El voluntario no contestó sino después de pasado un rato.
-Todo podrá quedar hecho en una hora -dijo mirando con extravío a D. Jaime-, y se hará, se hará.
Al decir esto oyose lejano y ronco el ruido de los tambores de guerra, y algunos hombres pasaron presurosos por la plaza disputando. Reuniose bastante gente, y entre el rumor de las hablillas oyose que decían:
-Las facciones de Aragón... ahí están.
-Ahí tenemos ya a la canalla que faltaba -dijo Servet-. Ya vengan a pelear, ya vengan a someterse, conviene evitar su compañía. Buenas noches, Sr. Tilín.
El voluntario le estrechó la mano, diciéndole:
-Tendrá usted el caballo que desea, pero es preciso que me dé su coche.
-Con la mejor voluntad del mundo -replicó el otro lleno de gozo-. Es un mueble que no me parece mío sino por lo que me estorba.
-Pues yo lo necesito: es para mí de grandísima utilidad.
-Como el caballo para mí. Bendito sea el momento en que, entrando por la calle de los Codos, vi descolgarse de la tapia...
-Basta. Usted no ha visto nada.
-Es verdad, amigo y protector mío: nada he visto.
Estipularon en seguida de un modo formal y definitivo el cambio que habían indicado. Servet daría su tartana a Tilín a trueque de un caballo. Mas como el guerrillero no tenía por el momento más que el suyo, o sea el de Jep dels Estanys, hizo solemne promesa de buscar el que Servet necesitaba, y de tenerlo a su disposición en todo el día siguiente.
No pudo fijar Tilín punto determinado para verse ambos amigos en el curso de las veinticuatro horas siguientes, «porque -decía- mis quehaceres serán muchos mañana, y no se me podrá ver por ninguna parte».
Al fin quedó concertado que Servet entregaría al día siguiente su coche y fuera al caer de la tarde a la posada de José Guasp, donde hallaría a un amigo de Tilín y con este el deseado caballo.
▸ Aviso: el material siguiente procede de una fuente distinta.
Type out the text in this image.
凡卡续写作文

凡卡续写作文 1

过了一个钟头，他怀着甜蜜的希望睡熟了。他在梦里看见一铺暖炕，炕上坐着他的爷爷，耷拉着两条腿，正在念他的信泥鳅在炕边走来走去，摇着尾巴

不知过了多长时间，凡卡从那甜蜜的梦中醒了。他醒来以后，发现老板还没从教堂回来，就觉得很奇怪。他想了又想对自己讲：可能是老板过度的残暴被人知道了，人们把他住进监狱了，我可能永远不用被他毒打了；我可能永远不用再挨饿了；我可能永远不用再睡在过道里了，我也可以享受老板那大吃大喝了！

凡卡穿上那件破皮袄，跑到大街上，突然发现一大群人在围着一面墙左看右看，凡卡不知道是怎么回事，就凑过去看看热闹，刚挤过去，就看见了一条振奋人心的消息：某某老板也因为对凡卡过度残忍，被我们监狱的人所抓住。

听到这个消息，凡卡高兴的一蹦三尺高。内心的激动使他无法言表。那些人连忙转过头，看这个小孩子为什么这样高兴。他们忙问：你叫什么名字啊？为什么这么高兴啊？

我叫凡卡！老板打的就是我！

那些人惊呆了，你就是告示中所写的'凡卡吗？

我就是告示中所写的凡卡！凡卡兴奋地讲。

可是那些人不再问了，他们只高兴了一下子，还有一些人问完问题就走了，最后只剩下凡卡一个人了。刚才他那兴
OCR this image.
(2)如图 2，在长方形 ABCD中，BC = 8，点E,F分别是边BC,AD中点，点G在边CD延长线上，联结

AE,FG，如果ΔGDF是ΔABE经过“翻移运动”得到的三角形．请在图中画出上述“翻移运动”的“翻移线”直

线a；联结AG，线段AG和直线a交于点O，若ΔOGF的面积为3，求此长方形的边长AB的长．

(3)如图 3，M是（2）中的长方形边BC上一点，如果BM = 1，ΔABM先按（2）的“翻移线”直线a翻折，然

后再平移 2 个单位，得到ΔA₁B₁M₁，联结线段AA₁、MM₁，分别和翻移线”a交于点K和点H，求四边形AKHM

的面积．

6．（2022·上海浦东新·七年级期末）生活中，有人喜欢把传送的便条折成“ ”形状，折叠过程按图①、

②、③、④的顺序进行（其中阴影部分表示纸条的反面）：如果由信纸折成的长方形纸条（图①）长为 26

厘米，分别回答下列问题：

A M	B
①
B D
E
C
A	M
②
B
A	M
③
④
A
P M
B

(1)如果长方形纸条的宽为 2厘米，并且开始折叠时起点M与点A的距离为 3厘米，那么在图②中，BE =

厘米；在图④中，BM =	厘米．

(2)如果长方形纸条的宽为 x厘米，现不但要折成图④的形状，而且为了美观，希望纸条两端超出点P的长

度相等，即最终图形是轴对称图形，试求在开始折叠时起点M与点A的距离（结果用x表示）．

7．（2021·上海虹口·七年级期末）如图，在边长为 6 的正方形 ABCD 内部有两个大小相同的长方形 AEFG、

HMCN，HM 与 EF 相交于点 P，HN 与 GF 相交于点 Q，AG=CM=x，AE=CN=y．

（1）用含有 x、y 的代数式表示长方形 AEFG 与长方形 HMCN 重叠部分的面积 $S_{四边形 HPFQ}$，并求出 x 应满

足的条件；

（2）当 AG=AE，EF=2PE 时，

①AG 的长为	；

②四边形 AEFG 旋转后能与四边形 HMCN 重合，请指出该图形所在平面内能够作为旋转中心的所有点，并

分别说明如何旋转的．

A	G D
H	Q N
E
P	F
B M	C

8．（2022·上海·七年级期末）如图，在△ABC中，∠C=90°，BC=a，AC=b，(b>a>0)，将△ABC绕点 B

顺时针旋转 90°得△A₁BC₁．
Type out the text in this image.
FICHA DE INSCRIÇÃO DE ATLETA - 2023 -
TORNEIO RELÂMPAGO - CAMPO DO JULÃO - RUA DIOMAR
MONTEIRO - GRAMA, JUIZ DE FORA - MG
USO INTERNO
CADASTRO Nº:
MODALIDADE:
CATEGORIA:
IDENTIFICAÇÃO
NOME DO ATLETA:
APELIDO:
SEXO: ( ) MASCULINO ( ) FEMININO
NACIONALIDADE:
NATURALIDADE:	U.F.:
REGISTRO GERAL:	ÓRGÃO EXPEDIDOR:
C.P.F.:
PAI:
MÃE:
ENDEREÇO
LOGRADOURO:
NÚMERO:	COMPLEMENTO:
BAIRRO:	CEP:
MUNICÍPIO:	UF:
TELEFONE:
Dándose afectuosos apretones de manos, despidiéronse cuando ya entraban en la plaza los grupos de guerrilleros aragoneses y navarros que acababan de llegar.
-¿Podremos hacer el viaje juntos? -dijo Servet al voluntario.
-De ningún modo -repuso este-. ¿Sale usted mañana?
-Contando con el caballo, mañana.
Tilín clavó sus ojos en el cielo. Ceñudo y fosco parecía leer en la tierra misteriosos anuncios del destino.
-Entonces...
Y dijo una frase que uno y otro ¡ay! habrían de recordar más tarde.
Aquella frase era:
-Quizás nos encontremos en el camino.